19 Mar (NucNet): Researchers from General Atomics and the US Department of Energy’s Princeton Plasma Physics Laboratory (PPPL) have made what they called “a major breakthrough” in understanding how potentially damaging heat bursts inside a fusion reactor can be controlled.
The breakthrough could help nuclear fusion researchers to stabilise their reactors, increasing the length of time that fusion can occur.
PPPL said the findings represent a key step in predicting how to control heat bursts in future fusion facilities such as the International Thermonuclear Experimental Reactor (Iter), an international experiment under construction in southern France to demonstrate the feasibility of fusion energy.
Scientists performed the experiments on the DIII-D National Fusion Facility, operated by General Atomics in San Diego.
The findings build upon previous work pioneered on DIII-D showing that these intense heat bursts – called “ELMs” for short – could be suppressed with tiny magnetic fields.
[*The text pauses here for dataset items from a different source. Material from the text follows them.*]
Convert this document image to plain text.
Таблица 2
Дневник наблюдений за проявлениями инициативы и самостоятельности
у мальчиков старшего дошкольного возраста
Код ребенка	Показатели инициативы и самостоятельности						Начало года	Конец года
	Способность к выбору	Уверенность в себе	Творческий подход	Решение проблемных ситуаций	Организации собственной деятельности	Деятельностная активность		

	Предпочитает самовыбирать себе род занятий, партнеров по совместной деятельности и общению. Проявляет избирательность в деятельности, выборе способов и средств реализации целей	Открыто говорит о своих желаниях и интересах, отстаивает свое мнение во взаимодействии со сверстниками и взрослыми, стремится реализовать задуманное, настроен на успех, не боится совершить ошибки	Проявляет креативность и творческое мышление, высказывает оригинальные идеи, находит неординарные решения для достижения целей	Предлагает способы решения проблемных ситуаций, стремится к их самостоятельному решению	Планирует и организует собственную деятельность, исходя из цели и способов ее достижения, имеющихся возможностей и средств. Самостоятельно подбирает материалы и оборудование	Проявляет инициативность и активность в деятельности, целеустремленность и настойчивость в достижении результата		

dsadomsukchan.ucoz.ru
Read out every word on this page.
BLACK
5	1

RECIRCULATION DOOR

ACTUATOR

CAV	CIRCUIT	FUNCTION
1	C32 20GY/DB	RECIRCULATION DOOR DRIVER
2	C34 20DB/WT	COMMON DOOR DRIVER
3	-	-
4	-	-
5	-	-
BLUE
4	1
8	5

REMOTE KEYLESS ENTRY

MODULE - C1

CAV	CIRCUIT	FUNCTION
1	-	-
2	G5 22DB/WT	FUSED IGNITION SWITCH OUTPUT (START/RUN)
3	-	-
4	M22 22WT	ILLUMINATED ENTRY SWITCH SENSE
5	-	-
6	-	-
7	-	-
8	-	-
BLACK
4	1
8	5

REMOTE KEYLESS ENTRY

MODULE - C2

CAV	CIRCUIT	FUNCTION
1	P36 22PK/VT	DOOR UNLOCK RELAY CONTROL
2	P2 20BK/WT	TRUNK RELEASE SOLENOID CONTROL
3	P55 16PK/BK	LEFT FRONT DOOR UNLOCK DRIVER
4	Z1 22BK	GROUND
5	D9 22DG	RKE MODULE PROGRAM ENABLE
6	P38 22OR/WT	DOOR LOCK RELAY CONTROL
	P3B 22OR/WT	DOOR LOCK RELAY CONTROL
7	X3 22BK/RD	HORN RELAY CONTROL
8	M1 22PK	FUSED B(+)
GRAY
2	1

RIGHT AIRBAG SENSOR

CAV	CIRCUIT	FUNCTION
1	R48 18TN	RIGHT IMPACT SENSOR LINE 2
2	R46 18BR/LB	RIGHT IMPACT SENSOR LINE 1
These tiny fields cause the edge of the plasma to smoothly release heat, thereby avoiding the damaging heat bursts.
But until now, scientists did not understand how these fields worked. “Many mysteries surrounded how the plasma distorts to suppress these heat bursts,” said Carlos Paz-Soldan, a General Atomics scientist and lead author of the first of the two papers that report the findings in the journal ‘Physical Review Letters’.
Mr Paz-Soldan and a team of researchers found that tiny magnetic fields applied to the device can create two distinct kinds of response, rather than just one response as previously thought. The new response produces a ripple in the magnetic field near the plasma edge, allowing more heat to leak out at just the right rate to avert the intense heat bursts. Researchers applied the magnetic fields by running electrical current through coils around the plasma. Pickup coils then detected the plasma response, much as the microphone on a guitar picks up string vibrations.
A second result, from a team led by PPPL scientist Raffi Nazikia, identified the changes in the plasma that lead to the suppression of the large edge heat bursts or ELMs. The team found clear evidence that the plasma was deforming in just the way needed to allow the heat to slowly leak out. The measured magnetic distortions of the plasma edge indicated that the magnetic field was gently tearing in a narrow layer, a key prediction for how heat bursts can be prevented.
“The configuration changes suddenly when the plasma is tapped in a certain way and it is this response that suppresses the ELMs,” Mr Nazikian said.